Il crowdfunding dei clienti per ricostruire la storica trattoria colpita da un incendio

Scritto da La Redazione il 17 marzo 2021

Ci sono dei luoghi che simili a templi meritano di essere protetti. La Rampina è uno di questi, non solo una storica trattoria ma un pezzo di cuore e di storia che rischia di essere cancellata da un’incendio che l’ha ditrutta nei giorni scorsi. La Rampina nasce nel 1973 alle porte sud di Milano. Un antico casale del 500 che ha da raccontare molto nel corso di questi secoli. Le cronache narrano che il generale Radetzky, in fuga da Milano durante i moti delle Cinque Giornate, accampò l’esercito proprio davanti al cortile de La Rampina.
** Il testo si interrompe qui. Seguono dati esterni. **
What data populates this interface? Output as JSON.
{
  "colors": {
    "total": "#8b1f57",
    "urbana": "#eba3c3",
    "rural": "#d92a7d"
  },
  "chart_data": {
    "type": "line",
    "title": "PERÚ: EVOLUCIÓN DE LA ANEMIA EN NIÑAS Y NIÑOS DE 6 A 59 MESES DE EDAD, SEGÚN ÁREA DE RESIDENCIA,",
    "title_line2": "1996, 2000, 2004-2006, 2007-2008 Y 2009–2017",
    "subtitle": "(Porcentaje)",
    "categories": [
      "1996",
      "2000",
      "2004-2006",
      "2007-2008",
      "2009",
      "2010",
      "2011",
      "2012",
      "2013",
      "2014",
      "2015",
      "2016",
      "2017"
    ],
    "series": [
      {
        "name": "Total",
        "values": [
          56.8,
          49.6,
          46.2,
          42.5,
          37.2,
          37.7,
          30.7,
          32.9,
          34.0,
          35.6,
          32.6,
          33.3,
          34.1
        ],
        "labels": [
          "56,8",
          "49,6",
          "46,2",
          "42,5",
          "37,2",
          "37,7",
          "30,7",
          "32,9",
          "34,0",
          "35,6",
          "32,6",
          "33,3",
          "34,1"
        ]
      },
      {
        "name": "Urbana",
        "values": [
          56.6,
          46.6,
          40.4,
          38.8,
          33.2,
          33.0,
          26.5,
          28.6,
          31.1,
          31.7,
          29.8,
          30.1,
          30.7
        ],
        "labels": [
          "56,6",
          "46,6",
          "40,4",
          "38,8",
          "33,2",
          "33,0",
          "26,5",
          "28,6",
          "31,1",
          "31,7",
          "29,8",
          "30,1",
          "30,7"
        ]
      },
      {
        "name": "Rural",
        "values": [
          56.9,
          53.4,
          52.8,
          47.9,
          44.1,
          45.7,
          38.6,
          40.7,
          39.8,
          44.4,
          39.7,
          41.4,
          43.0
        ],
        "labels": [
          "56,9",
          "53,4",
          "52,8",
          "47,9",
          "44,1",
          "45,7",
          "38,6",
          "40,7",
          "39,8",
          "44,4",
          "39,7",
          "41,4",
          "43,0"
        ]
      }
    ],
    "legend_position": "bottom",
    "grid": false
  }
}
Poi si arriva agli anni 70 quando i fratelli Gagliardi trasformarono l’antica osteria in un ristorante, tanto da ricevere il premio come locale più antico della provincia di Milano ancora in attività. Una cucina fiera e lombarda, portata avanti da Lino e suo figlio Luca anche oggi, nonostante le incertezze e le difficoltà legate alla Pandemia.

Il locale tanto amato anche dal maestro Gualtiero Marchesi ha un così forte valore emotivo e storico che dopo la notizia dell’incendio i clienti si sono mossi sulla rete per organizzare una raccolta fondi Salviamo La Rampina. Sulla piattaforma online GoFundMe sono già stati raccolti sei mila euro per la ricostruzione del ristorante. La rete dunque non sta a guardare e si mobilita di scatto per una catena solidale verso un posto già pesantemente colpito da un anno da dimenticare. Un gesto che mostra come questi locali hanno radici profonde nella vita di una comunità che fa del cibo e le sue tradizioni valori indissacrabili.